Slayton, MN Wednesday April 20, 2016
This road trip is sub-titled: Prairie Passages in search of Minnesota Gold. It will be a three-day journey to southwest Minnesota. We hope to visit at least five different state parks during these three days.
The land was prairie 150 years ago and is now primarily agricultural. The prairie developed for centuries untouched leading to the development of rich, black loam soil. While the farmland is fertile, there are still issues with agricultural and soil run-off, protection of wetlands for native animals and waterfowl, and overuse of groundwater.
Today was cloudy and rainy. We only visited one park but made two other pleasant stops, one of which was unexpectedly interesting. The Green Giant brand of canned and frozen vegetables began in south central MN, an amalgamation of canneries in Blue Earth and Le Sueur. The company spent heavily on the development of pea and corn varieties that improved on the tastes available at that time.
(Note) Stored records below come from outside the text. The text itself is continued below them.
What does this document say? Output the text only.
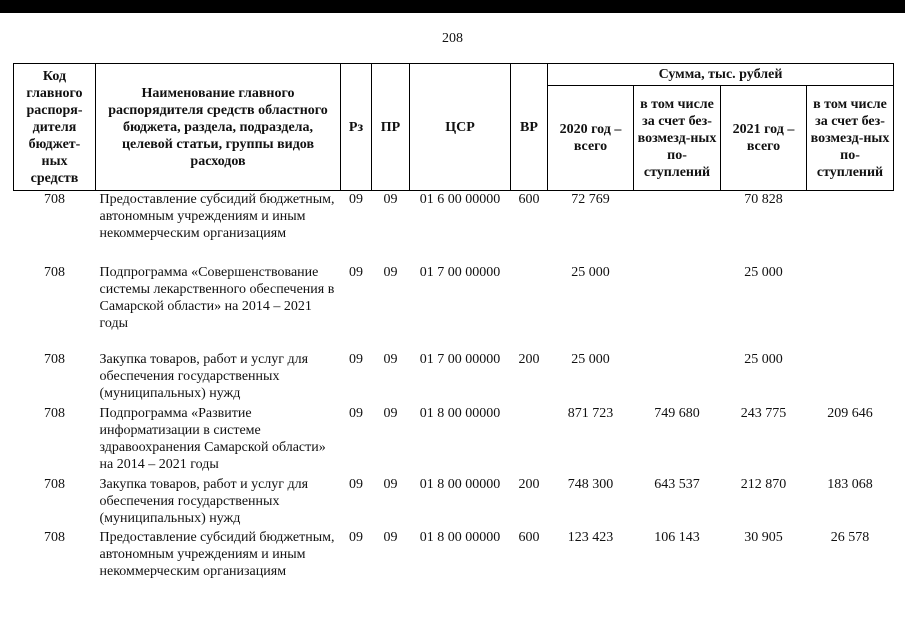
208
Код главного распоря-дителя бюджет-ных средств	Наименование главного распорядителя средств областного бюджета, раздела, подраздела, целевой статьи, группы видов расходов	Рз	ПР	ЦСР	ВР	Сумма, тыс. рублей			
						2020 год – всего	в том числе за счет без-возмезд-ных по-ступлений	2021 год – всего	в том числе за счет без-возмезд-ных по-ступлений
708	Предоставление субсидий бюджетным, автономным учреждениям и иным некоммерческим организациям	09	09	01 6 00 00000	600	72 769		70 828	
708	Подпрограмма «Совершенствование системы лекарственного обеспечения в Самарской области» на 2014 – 2021 годы	09	09	01 7 00 00000		25 000		25 000	
708	Закупка товаров, работ и услуг для обеспечения государственных (муниципальных) нужд	09	09	01 7 00 00000	200	25 000		25 000	
708	Подпрограмма «Развитие информатизации в системе здравоохранения Самарской области» на 2014 – 2021 годы	09	09	01 8 00 00000		871 723	749 680	243 775	209 646
708	Закупка товаров, работ и услуг для обеспечения государственных (муниципальных) нужд	09	09	01 8 00 00000	200	748 300	643 537	212 870	183 068
708	Предоставление субсидий бюджетным, автономным учреждениям и иным некоммерческим организациям	09	09	01 8 00 00000	600	123 423	106 143	30 905	26 578
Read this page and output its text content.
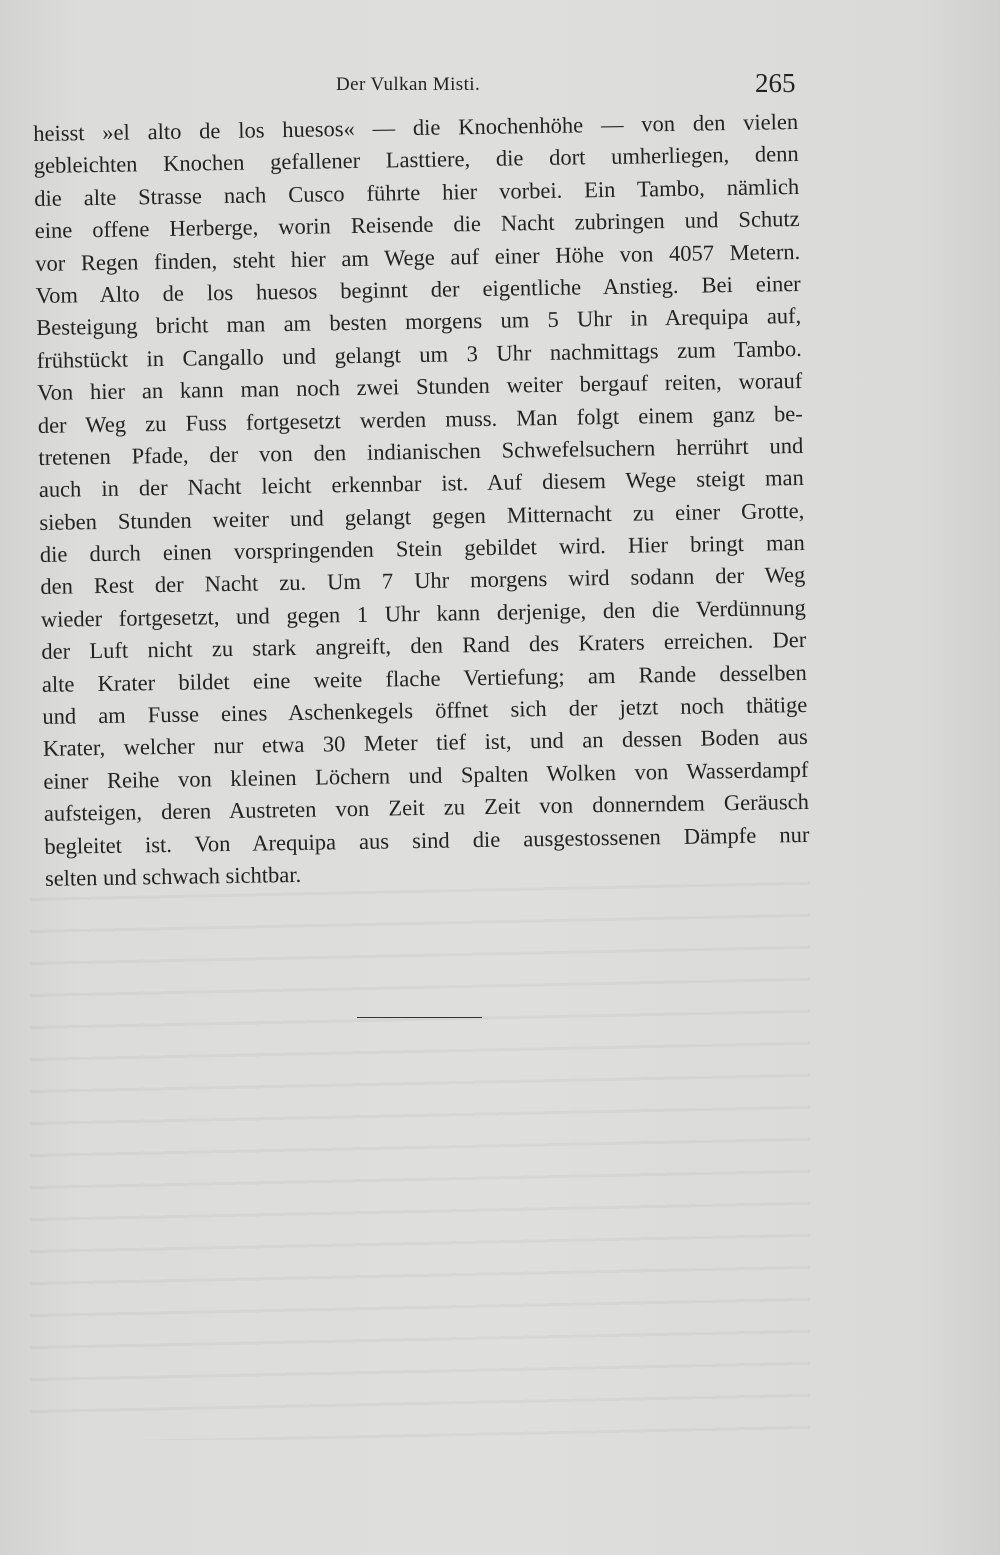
Der Vulkan Misti.	265
heisst »el alto de los huesos« — die Knochenhöhe — von den vielen
gebleichten Knochen gefallener Lasttiere, die dort umherliegen, denn
die alte Strasse nach Cusco führte hier vorbei. Ein Tambo, nämlich
eine offene Herberge, worin Reisende die Nacht zubringen und Schutz
vor Regen finden, steht hier am Wege auf einer Höhe von 4057 Metern.
Vom Alto de los huesos beginnt der eigentliche Anstieg. Bei einer
Besteigung bricht man am besten morgens um 5 Uhr in Arequipa auf,
frühstückt in Cangallo und gelangt um 3 Uhr nachmittags zum Tambo.
Von hier an kann man noch zwei Stunden weiter bergauf reiten, worauf
der Weg zu Fuss fortgesetzt werden muss. Man folgt einem ganz be-
tretenen Pfade, der von den indianischen Schwefelsuchern herrührt und
auch in der Nacht leicht erkennbar ist. Auf diesem Wege steigt man
sieben Stunden weiter und gelangt gegen Mitternacht zu einer Grotte,
die durch einen vorspringenden Stein gebildet wird. Hier bringt man
den Rest der Nacht zu. Um 7 Uhr morgens wird sodann der Weg
wieder fortgesetzt, und gegen 1 Uhr kann derjenige, den die Verdünnung
der Luft nicht zu stark angreift, den Rand des Kraters erreichen. Der
alte Krater bildet eine weite flache Vertiefung; am Rande desselben
und am Fusse eines Aschenkegels öffnet sich der jetzt noch thätige
Krater, welcher nur etwa 30 Meter tief ist, und an dessen Boden aus
einer Reihe von kleinen Löchern und Spalten Wolken von Wasserdampf
aufsteigen, deren Austreten von Zeit zu Zeit von donnerndem Geräusch
begleitet ist. Von Arequipa aus sind die ausgestossenen Dämpfe nur
selten und schwach sichtbar.
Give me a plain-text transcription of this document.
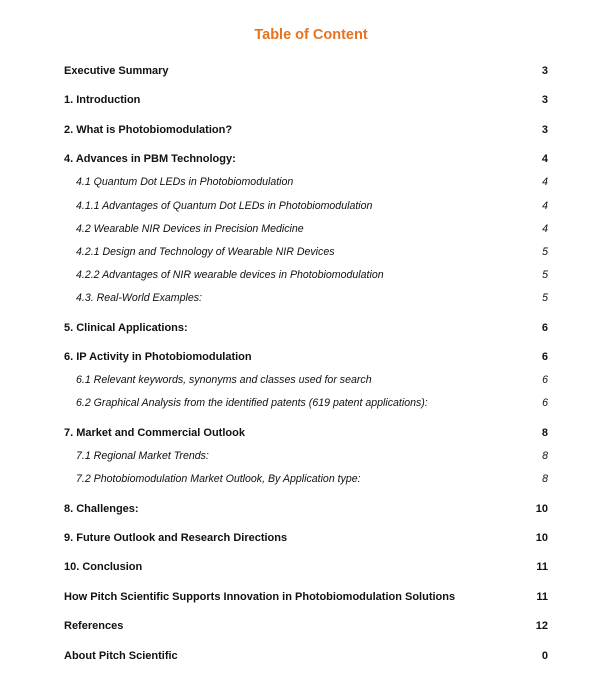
Table of Content
Executive Summary	3
1. Introduction	3
2. What is Photobiomodulation?	3
4. Advances in PBM Technology:	4
4.1 Quantum Dot LEDs in Photobiomodulation	4
4.1.1 Advantages of Quantum Dot LEDs in Photobiomodulation	4
4.2 Wearable NIR Devices in Precision Medicine	4
4.2.1 Design and Technology of Wearable NIR Devices	5
4.2.2 Advantages of NIR wearable devices in Photobiomodulation	5
4.3. Real-World Examples:	5
5. Clinical Applications:	6
6. IP Activity in Photobiomodulation	6
6.1 Relevant keywords, synonyms and classes used for search	6
6.2 Graphical Analysis from the identified patents (619 patent applications):	6
7. Market and Commercial Outlook	8
7.1 Regional Market Trends:	8
7.2 Photobiomodulation Market Outlook, By Application type:	8
8. Challenges:	10
9. Future Outlook and Research Directions	10
10. Conclusion	11
How Pitch Scientific Supports Innovation in Photobiomodulation Solutions	11
References	12
About Pitch Scientific	0
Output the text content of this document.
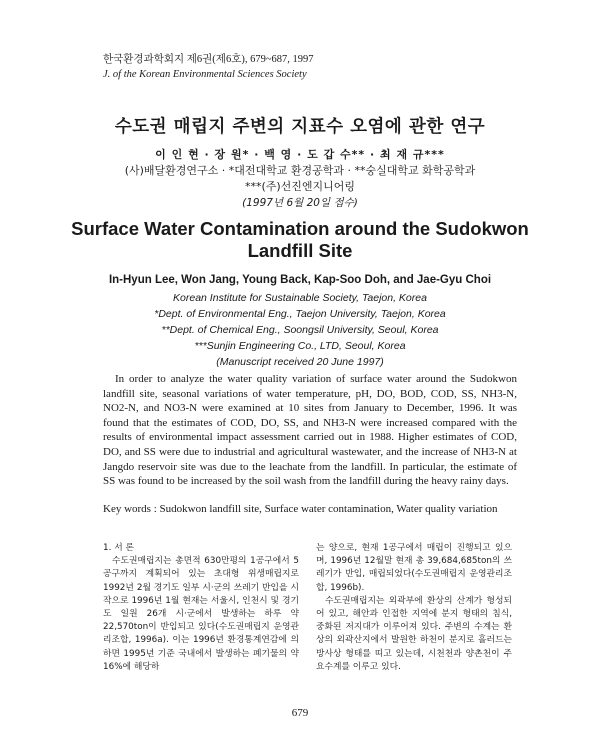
한국환경과학회지 제6권(제6호), 679~687, 1997
J. of the Korean Environmental Sciences Society
수도권 매립지 주변의 지표수 오염에 관한 연구
이 인 현 · 장 원* · 백 영 · 도 갑 수** · 최 재 규***
(사)배달환경연구소 · *대전대학교 환경공학과 · **숭실대학교 화학공학과
***(주)선진엔지니어링
(1997년 6월 20일 접수)
Surface Water Contamination around the Sudokwon
Landfill Site
In-Hyun Lee, Won Jang, Young Back, Kap-Soo Doh, and Jae-Gyu Choi
Korean Institute for Sustainable Society, Taejon, Korea
*Dept. of Environmental Eng., Taejon University, Taejon, Korea
**Dept. of Chemical Eng., Soongsil University, Seoul, Korea
***Sunjin Engineering Co., LTD, Seoul, Korea
(Manuscript received 20 June 1997)

In order to analyze the water quality variation of surface water around the Sudokwon landfill site, seasonal variations of water temperature, pH, DO, BOD, COD, SS, NH3-N, NO2-N, and NO3-N were examined at 10 sites from January to December, 1996. It was found that the estimates of COD, DO, SS, and NH3-N were increased compared with the results of environmental impact assessment carried out in 1988. Higher estimates of COD, DO, and SS were due to industrial and agricultural wastewater, and the increase of NH3-N at Jangdo reservoir site was due to the leachate from the landfill. In particular, the estimate of SS was found to be increased by the soil wash from the landfill during the heavy rainy days.

Key words : Sudokwon landfill site, Surface water contamination, Water quality variation

1. 서 론

수도권매립지는 총면적 630만평의 1공구에서 5공구까지 계획되어 있는 초대형 위생매립지로 1992년 2월 경기도 일부 시·군의 쓰레기 반입을 시작으로 1996년 1월 현재는 서울시, 인천시 및 경기도 일원 26개 시·군에서 발생하는 하루 약 22,570ton이 반입되고 있다(수도권매립지 운영관리조합, 1996a). 이는 1996년 환경통계연감에 의하면 1995년 기준 국내에서 발생하는 폐기물의 약 16%에 해당하

는 양으로, 현재 1공구에서 매립이 진행되고 있으며, 1996년 12월말 현재 총 39,684,685ton의 쓰레기가 반입, 매립되었다(수도권매립지 운영관리조합, 1996b).

수도권매립지는 외곽부에 환상의 산계가 형성되어 있고, 해안과 인접한 지역에 분지 형태의 침식, 중화된 저지대가 이루어져 있다. 주변의 수계는 환상의 외곽산지에서 발원한 하천이 분지로 흘러드는 방사상 형태를 띠고 있는데, 시천천과 양촌천이 주요수계를 이루고 있다.

679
The Green Giant motto and brand was developed to showcase the product. Chris and I grew up hearing the Green Giant theme: “From the valley of the, Ho, Ho, Ho, Green Giant.”
Our route to SW MN took us right through Blue Earth so we had to stop in. First, there is a 47.5′ tall statue of the Green Giant on top of an 8′ base. Pretty impressive. And it turns out it was made by the FAST Corporation of Sparta WI, a town we rode through on Amtrak just last week. The statue was commissioned and erected in 1978 to commemorate the completion of Interstate 90, the longest interstate highway, at 3020 miles, in the United States running from Boston to Seattle. The route was completed near Blue Earth MN when the two crews joined together and they celebrated with a golden concrete section here, near the mid-point of I-90. The gold section was in honor of the gold spike used at Promontory Summit Utah when the first transcontinental railroad was completed in 1869.
In downtown Blue Earth is a small museum devoted to Green Giant memorabilia. The product is still made locally in Blue Earth, and other locations, but the company is now owned by Seneca Foods. Thus our first introduction to the value of Minnesota Gold was in the fruit of the land-peas and corn.
Our second stop was Kilen Woods State Park. This state park is on the banks of the Des Moines RIver which begins at Lake Shetek-where we are lodging. We were the only visitors in the park, camping does not begin for several weeks yet. We ate our lunch and then hiked down to the river. Rain cut short our stay but we have more parks coming up and this one was small anyway.
Our next stop was an overwhelming success and surprise. We had read about the Spomer Classics and Museum. It is open “by chance or by appointment” and we decided to schedule an appointment. We met the owner, Marv Spomer, there at 2 PM. Marv had been the owner of the GM dealership in town, and with the encouragement of his wife (who is in to antiques), he has collected, restored, and arranged a museum of classic cars, porcelain and neon signs, and advertising memorabilia related to automobiles. Rather than just amassing large amounts of junk, Marv has focused on notable autos and unique signs.
His autos are spotless, lovingly restored,and most have only been owned by one other owner. One particularly interesting car has been used in the annual Turkey Days parade for decades and the back of the front seat has been autographed by Jesse Jackson, Robert Kennedy, Walter Monday and Hubert Humphrey. Others are one of a limited edition, where only very small numbers of the models of this vehicle exists.
While bus groups are common here, we got a personalized 90 minute tour describing the autos, neon signs, gas pumps, Coke dispensers, etc. Most are at least 50 years old, many much older. A number of them have nostalgic value in addition to being, like the autos, part of a limited production run or one of the few known to still exist of that particular type.
The building itself is spotless and clean, no trace of dust on these items. That was amazing in itself. We had a fantastic time listening to Marv describe the items and their lineage. The neon and the porcelain signs were beautiful works of art.
From the museum in Worthington we headed to our lodging, the Lake Shetek Lodge on Lake Shetek. This is a small motel on an island in the lake. The season is sort of between summer and winter visitors so we happened to be the only guests tonight but our host made us quite comfortable. We will take some pictures later when the color scheme is not just 50 shades of gray. So far we have seen geese and pelicans on the lake, pheasants were along the road sides.
Dinner was next door at the Key Largo restaurant, usually a hot spot with boaters or ice fishermen. Food was quite good, their home-made hash browns a true delight.